There is an urgent need to decontrol prices for non-essential medicines. With more than 750 manufacturers, there is sufficient competition in the industry to ensure that no one increases prices astronomically. In fact, one manufacturer told me that before the devaluation hit them, they used to sell 70% of their medicines below the notified maximum retail price.
The state can, however, rationally control prices of essential drugs. This will ensure that medicines which are prioritized will not have prices spiraling out of control.
More importantly, I would argue there needs to be a shift in the current political consensus. Instead of keeping prices in check, access to affordable medicines should be made through the existing government (primary, secondary and tertiary) healthcare system.
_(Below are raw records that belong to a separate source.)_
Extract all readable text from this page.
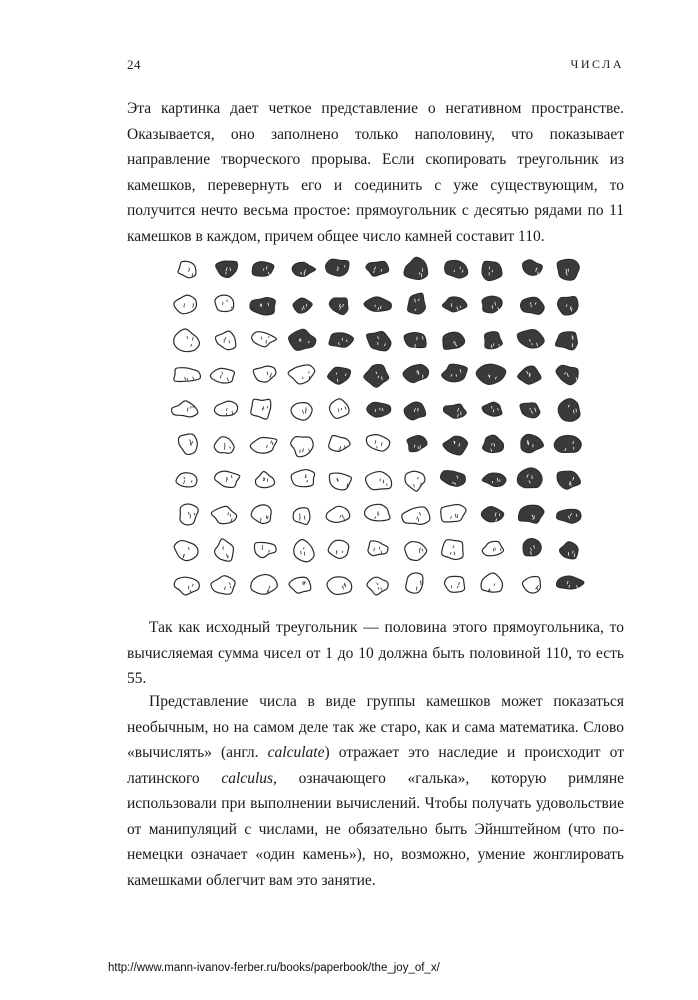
24	ЧИСЛА

Эта картинка дает четкое представление о негативном пространстве. Оказывается, оно заполнено только наполовину, что показывает направление творческого прорыва. Если скопировать треугольник из камешков, перевернуть его и соединить с уже существующим, то получится нечто весьма простое: прямоугольник с десятью рядами по 11 камешков в каждом, причем общее число камней составит 110.

Так как исходный треугольник — половина этого прямоугольника, то вычисляемая сумма чисел от 1 до 10 должна быть половиной 110, то есть 55.

Представление числа в виде группы камешков может показаться необычным, но на самом деле так же старо, как и сама математика. Слово «вычислять» (англ. calculate) отражает это наследие и происходит от латинского calculus, означающего «галька», которую римляне использовали при выполнении вычислений. Чтобы получать удовольствие от манипуляций с числами, не обязательно быть Эйнштейном (что по-немецки означает «один камень»), но, возможно, умение жонглировать камешками облегчит вам это занятие.

http://www.mann-ivanov-ferber.ru/books/paperbook/the_joy_of_x/
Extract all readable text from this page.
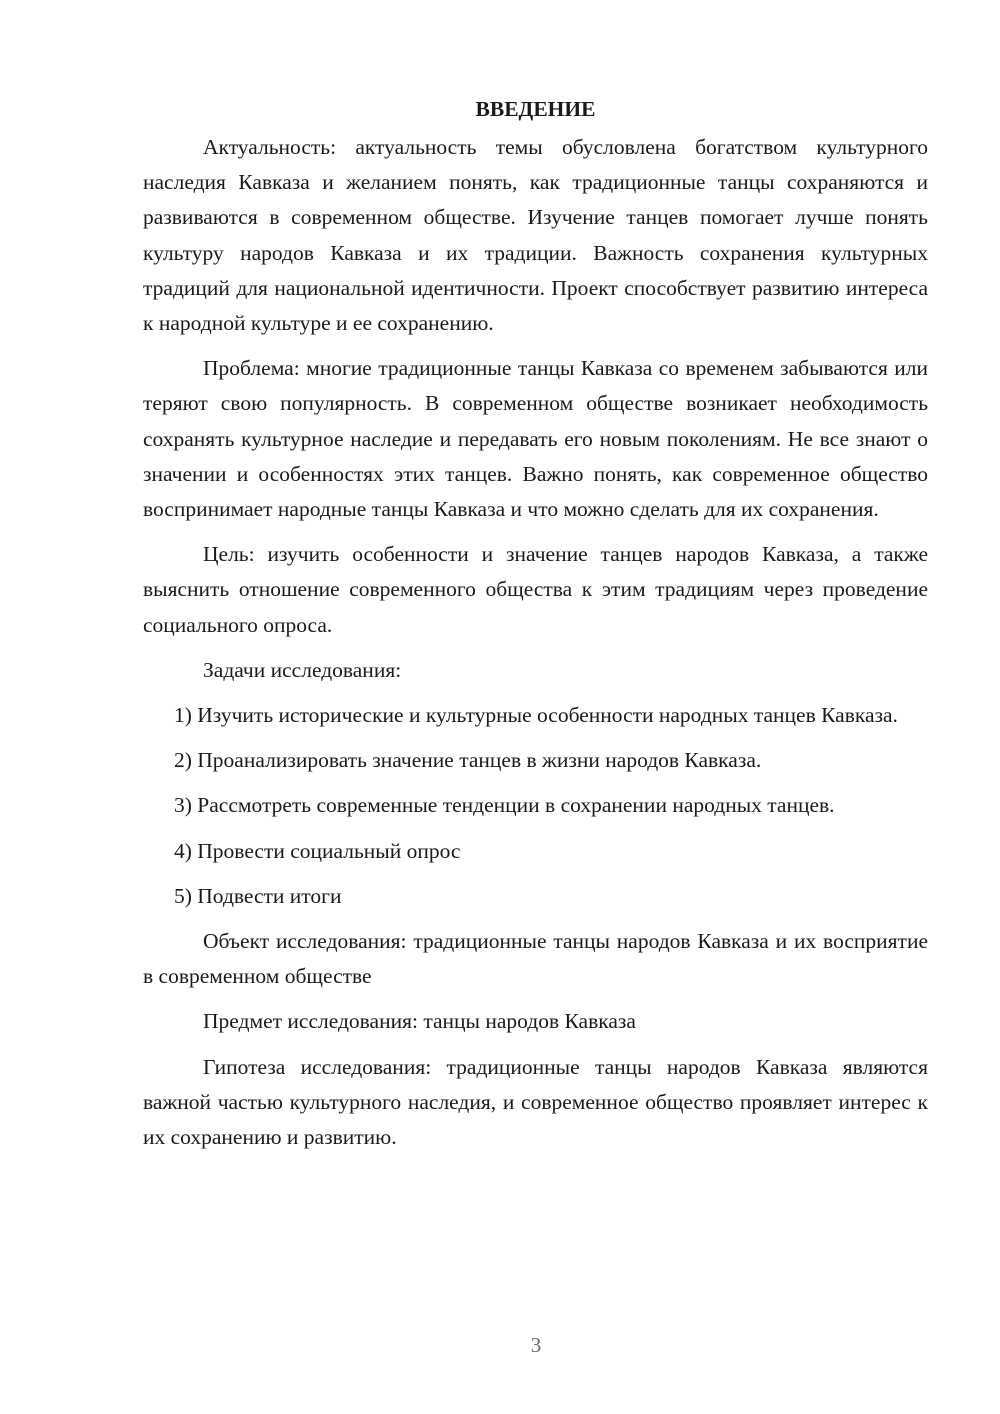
ВВЕДЕНИЕ

Актуальность: актуальность темы обусловлена богатством культурного наследия Кавказа и желанием понять, как традиционные танцы сохраняются и развиваются в современном обществе. Изучение танцев помогает лучше понять культуру народов Кавказа и их традиции. Важность сохранения культурных традиций для национальной идентичности. Проект способствует развитию интереса к народной культуре и ее сохранению.

Проблема: многие традиционные танцы Кавказа со временем забываются или теряют свою популярность. В современном обществе возникает необходимость сохранять культурное наследие и передавать его новым поколениям. Не все знают о значении и особенностях этих танцев. Важно понять, как современное общество воспринимает народные танцы Кавказа и что можно сделать для их сохранения.

Цель: изучить особенности и значение танцев народов Кавказа, а также выяснить отношение современного общества к этим традициям через проведение социального опроса.

Задачи исследования:

1) Изучить исторические и культурные особенности народных танцев Кавказа.

2) Проанализировать значение танцев в жизни народов Кавказа.

3) Рассмотреть современные тенденции в сохранении народных танцев.

4) Провести социальный опрос

5) Подвести итоги

Объект исследования: традиционные танцы народов Кавказа и их восприятие в современном обществе

Предмет исследования: танцы народов Кавказа

Гипотеза исследования: традиционные танцы народов Кавказа являются важной частью культурного наследия, и современное общество проявляет интерес к их сохранению и развитию.

3
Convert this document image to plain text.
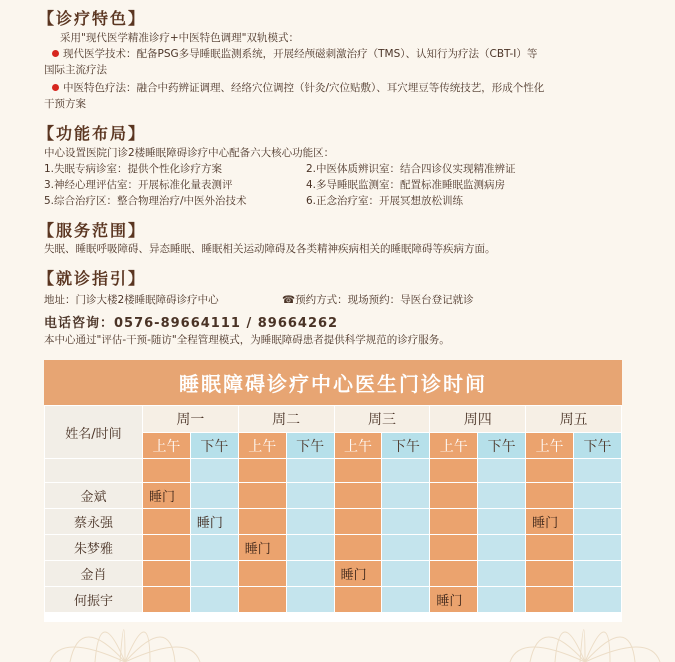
【诊疗特色】
采用"现代医学精准诊疗+中医特色调理"双轨模式：
现代医学技术：配备PSG多导睡眠监测系统，开展经颅磁刺激治疗（TMS）、认知行为疗法（CBT-I）等
国际主流疗法
中医特色疗法：融合中药辨证调理、经络穴位调控（针灸/穴位贴敷）、耳穴埋豆等传统技艺，形成个性化
干预方案
【功能布局】
中心设置医院门诊2楼睡眠障碍诊疗中心配备六大核心功能区：
1.失眠专病诊室：提供个性化诊疗方案	2.中医体质辨识室：结合四诊仪实现精准辨证
3.神经心理评估室：开展标准化量表测评	4.多导睡眠监测室：配置标准睡眠监测病房
5.综合治疗区：整合物理治疗/中医外治技术	6.正念治疗室：开展冥想放松训练
【服务范围】
失眠、睡眠呼吸障碍、异态睡眠、睡眠相关运动障碍及各类精神疾病相关的睡眠障碍等疾病方面。
【就诊指引】
地址：门诊大楼2楼睡眠障碍诊疗中心	☎预约方式：现场预约：导医台登记就诊
电话咨询：0576-89664111 / 89664262
本中心通过"评估-干预-随访"全程管理模式，为睡眠障碍患者提供科学规范的诊疗服务。
睡眠障碍诊疗中心医生门诊时间
姓名/时间	周一		周二		周三		周四		周五	
	上午	下午	上午	下午	上午	下午	上午	下午	上午	下午

金斌	睡门									
蔡永强		睡门							睡门	
朱梦雅			睡门							
金肖					睡门					
何振宇							睡门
Provincial governments already do this at scale and this can be improved and expanded.
Finally, in the medium term there also needs to be a concerted effort by the state to incentivize the production of pharmaceutical raw materials within Pakistan. Not only will this help reduce the trade deficit, it will also reduce the exposure of prices to fluctuations in the currency market, create jobs, and spur economic growth.
Disclaimer: This blog is an output of a research programme (SOAS-ACE) funded by UK Aid from the UK government. The views presented in this blog are those of the author and do not necessarily represent the views of the UK Government’s official policies.